Created attachment 143905 [details]
The error log
We have an Acer Squirtle_SR laptop equipped with AMD A9-9420e RADEON R5, 5 COMPUTE CORES 2C+3G and [AMD/ATI] Topaz XT [Radeon R7 M260/M265 / M340/M360 / M440/M445] [1002:6900]. We test it with Linux kernel 5.1.0-rc4. The system hits the following error and makes system hang up:
Apr 09 11:28:57 endless kernel: AMD-Vi: Completion-Wait loop timed out
Apr 09 11:28:57 endless kernel: iwlwifi 0000:03:00.0: AMD-Vi: Event logged [IO_PAGE_FAULT domain=0x0000 address=0xff814000 flags=0x0050]
The worst case is the disk's block may be disrupted, then we have to re-install the system if it cannot be recovered by fsck.
If we blacklist the amdgpu module, then system will not hit the error. But system has no GUI, and only shows console.
If iommu=soft is appended to the boot command, system works fine.
The [AMD/ATI] Topaz XT [Radeon R7 M260/M265 / M340/M360 / M440/M445] [1002:6900]

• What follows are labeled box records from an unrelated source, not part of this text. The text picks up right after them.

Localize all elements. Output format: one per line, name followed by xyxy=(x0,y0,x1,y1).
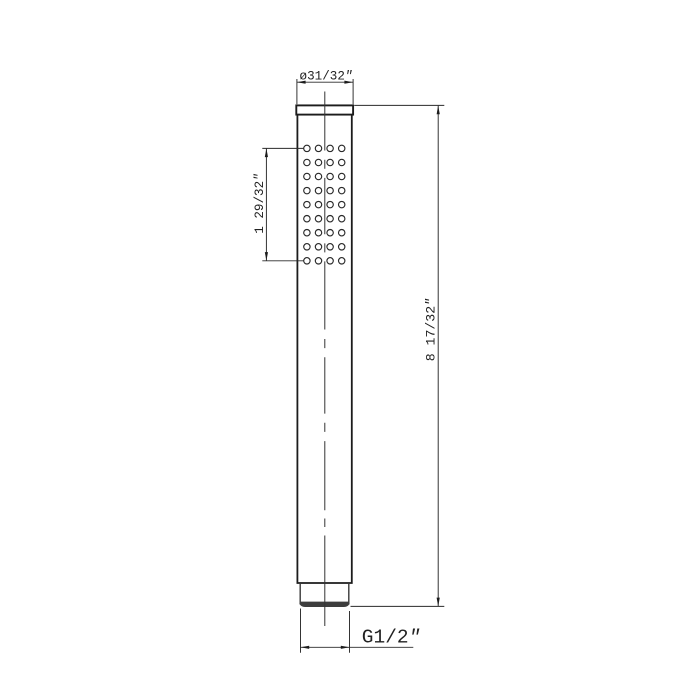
svg-text:8 17/32″: 8 17/32″ xyxy=(424,298,439,361)
svg-text:G1/2″: G1/2″ xyxy=(362,627,421,649)
svg-text:1 29/32″: 1 29/32″ xyxy=(253,173,267,233)
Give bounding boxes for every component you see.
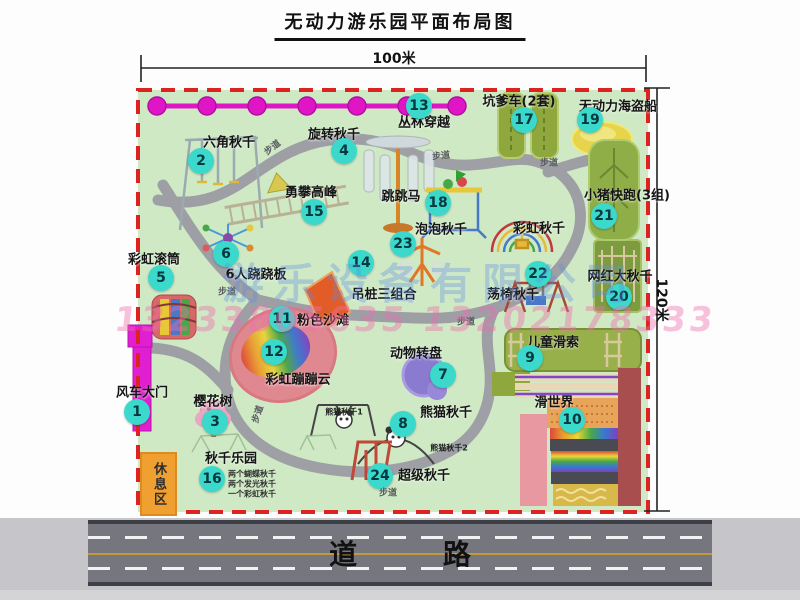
piggy-run-icon	[589, 140, 639, 240]
watermark-phone: 13233805635 13202178333	[112, 300, 718, 340]
rest-area: 休息区	[140, 452, 177, 516]
below-road-strip	[0, 590, 800, 600]
road-label: 道 路	[291, 533, 509, 573]
road: 道 路	[88, 520, 712, 586]
playground-map-poster: 无动力游乐园平面布局图	[0, 0, 800, 600]
dimension-width-label: 100米	[372, 48, 415, 68]
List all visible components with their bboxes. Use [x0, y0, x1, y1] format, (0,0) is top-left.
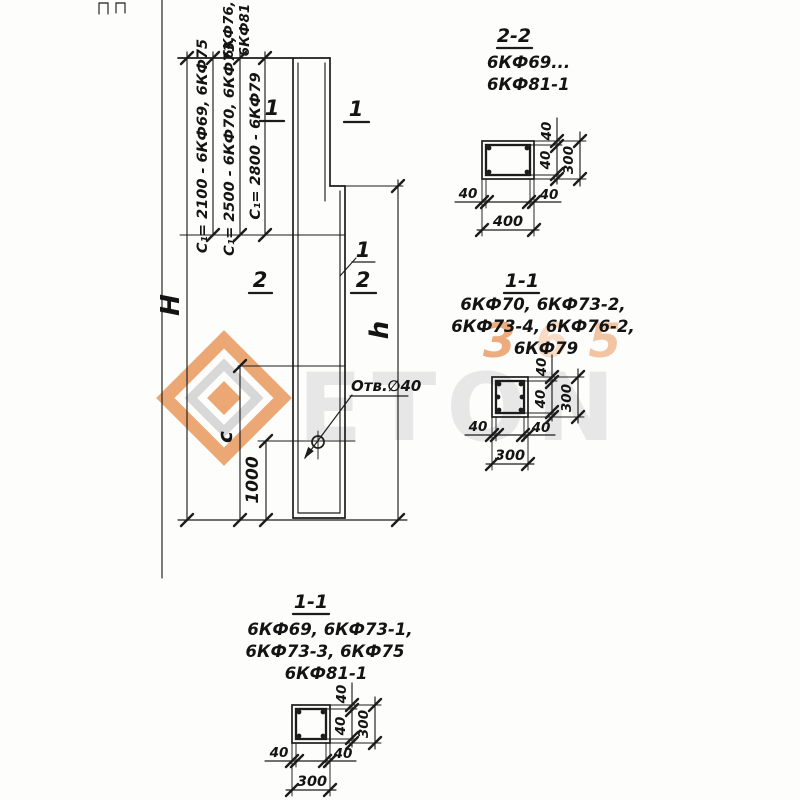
cut-mark-2-left: 2 — [253, 268, 268, 292]
s11m-types-3: 6КФ79 — [514, 339, 578, 358]
section-2-2-title: 2-2 — [497, 25, 531, 47]
s11m-dim-40-bottom: 40 — [533, 390, 549, 410]
section-cut-marks: 1 1 2 1 2 — [249, 96, 376, 293]
section-2-2-types-2: 6КФ81-1 — [487, 75, 570, 94]
dim-label-H: H — [156, 294, 186, 316]
s22-dim-400: 400 — [492, 214, 523, 230]
s11b-dim-40-left: 40 — [269, 745, 289, 761]
section-2-2: 2-2 6КФ69... 6КФ81-1 40 40 300 40 40 400 — [455, 25, 586, 236]
s11b-dim-300-h: 300 — [297, 774, 327, 790]
hole-callout: Отв.∅40 — [304, 377, 421, 459]
dim-label-c1-2500-cont2: 6КФ81 — [237, 4, 253, 57]
dim-label-c1-2500-cont1: 6КФ76, — [221, 1, 237, 59]
dim-label-h: h — [365, 321, 395, 340]
section-2-2-types-1: 6КФ69... — [487, 53, 570, 72]
hole-label: Отв.∅40 — [351, 377, 421, 395]
s22-dim-40-bottom: 40 — [538, 151, 554, 171]
s22-dim-300: 300 — [561, 146, 577, 174]
s11m-dim-40-left: 40 — [468, 419, 488, 435]
dim-label-c1-2500: C₁= 2500 - 6КФ70, 6КФ73, — [222, 36, 238, 256]
s11b-title: 1-1 — [294, 591, 328, 613]
s11m-dim-40-top: 40 — [534, 358, 550, 378]
s11m-types-1: 6КФ70, 6КФ73-2, — [460, 295, 625, 314]
cut-mark-1-top-right: 1 — [349, 97, 364, 121]
s11m-dim-300-h: 300 — [495, 448, 525, 464]
dim-label-1000: 1000 — [243, 456, 263, 503]
s11m-title: 1-1 — [505, 270, 539, 292]
s11b-types-1: 6КФ69, 6КФ73-1, — [247, 620, 412, 639]
section-1-1-mid: 1-1 6КФ70, 6КФ73-2, 6КФ73-4, 6КФ76-2, 6К… — [451, 270, 635, 470]
s22-dim-40-left: 40 — [458, 186, 478, 202]
s11b-dim-300-v: 300 — [356, 710, 372, 738]
s22-dim-40-right: 40 — [539, 187, 559, 203]
cut-mark-2-right: 2 — [356, 268, 371, 292]
s11m-types-2: 6КФ73-4, 6КФ76-2, — [451, 317, 635, 336]
cut-mark-1-right: 1 — [356, 238, 371, 262]
drawing-canvas: Отв.∅40 H h c 1000 C₁= 2100 - 6КФ69, 6КФ… — [0, 0, 800, 800]
cut-mark-1-top-left: 1 — [265, 96, 280, 120]
dim-label-c: c — [213, 431, 237, 443]
dimension-ticks — [181, 52, 586, 796]
s11m-dim-300-v: 300 — [559, 384, 575, 412]
dim-label-c1-2100: C₁= 2100 - 6КФ69, 6КФ75 — [195, 39, 211, 253]
s11b-types-3: 6КФ81-1 — [285, 664, 368, 683]
s11b-dim-40-top: 40 — [334, 685, 350, 705]
dim-label-c1-2800: C₁= 2800 - 6КФ79 — [248, 72, 264, 219]
sheet-frame — [99, 0, 162, 578]
s22-dim-40-top: 40 — [539, 122, 555, 142]
s11b-dim-40-bottom: 40 — [333, 717, 349, 737]
s11b-types-2: 6КФ73-3, 6КФ75 — [246, 642, 405, 661]
section-2-2-rebar-cage — [486, 145, 530, 175]
blueprint-page: ETON 365 — [0, 0, 800, 800]
section-1-1-bottom: 1-1 6КФ69, 6КФ73-1, 6КФ73-3, 6КФ75 6КФ81… — [246, 591, 413, 796]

01:00.0 Display controller : Advanced Micro Devices, Inc. [AMD/ATI] Topaz XT [Radeon R7 M260/M265 / M340/M360 / M440/M445] [1002:6900] (rev c3)
Subsystem: Acer Incorporated [ALI] Topaz XT [Radeon R7 M260/M265 / M340/M360 / M440/M445] [1025:1217]
Physical Slot: 0
Flags: bus master, fast devsel, latency 0, IRQ 44
Memory at c0000000 (64-bit, prefetchable) [size=256M]
Memory at d0000000 (64-bit, prefetchable) [size=2M]
I/O ports at 3000 [size=256]
Memory at d1400000 (32-bit, non-prefetchable) [size=256K]
Expansion ROM at d1440000 [disabled] [size=128K]
Capabilities:  Vendor Specific Information: Len=08 <?>
Capabilities:  Power Management version 3
Capabilities:  Express Legacy Endpoint, MSI 00
Capabilities: [a0] MSI: Enable+ Count=1/1 Maskable- 64bit+
Capabilities:  Vendor Specific Information: ID=0001 Rev=1 Len=010 <?>
Capabilities:  Advanced Error Reporting
Capabilities:  #19
Capabilities: [2b0] Address Translation Service (ATS)
Capabilities: [2c0] Page Request Interface (PRI)
Capabilities: [2d0] Process Address Space ID (PASID)
Kernel driver in use: amdgpu
Kernel modules: amdgpu
Does booting with amdgpu.runpm=0 on the kernel command line in grub help?
Created attachment 143916 [details]
The dmesg of disabled amdgpu's runpm
(In reply to Alex Deucher from comment #2)
> Does booting with amdgpu.runpm=0 on the kernel command line in grub help?
System boots correctly with amdgpu.runpm=0 on the kernel command line.
Created attachment 143930 [details]
The dmesg of disabled pci ats
Also tested with 'pci=noats' on boot command which is mentioned in https://bugzilla.kernel.org/show_bug.cgi?id=194521#c24
System also boots fine.
Please attach the output of lspci -vnn
Created attachment 143946 [details]
Any thing else I can help more? Test or need more information, log? :)
(In reply to Alex Deucher from comment #8)
I think it's actually a problem with runtime pm and some pci state. I may ask you to help debug that when I get a chance.
Thanks Alex. We will have to return this unit to the vendor at some point, but we will try to hold onto it for another month so that we can run any tests you request.
Alternatively, we may be able to get an affected unit shipped to you on a 1-month loan. Would that be useful?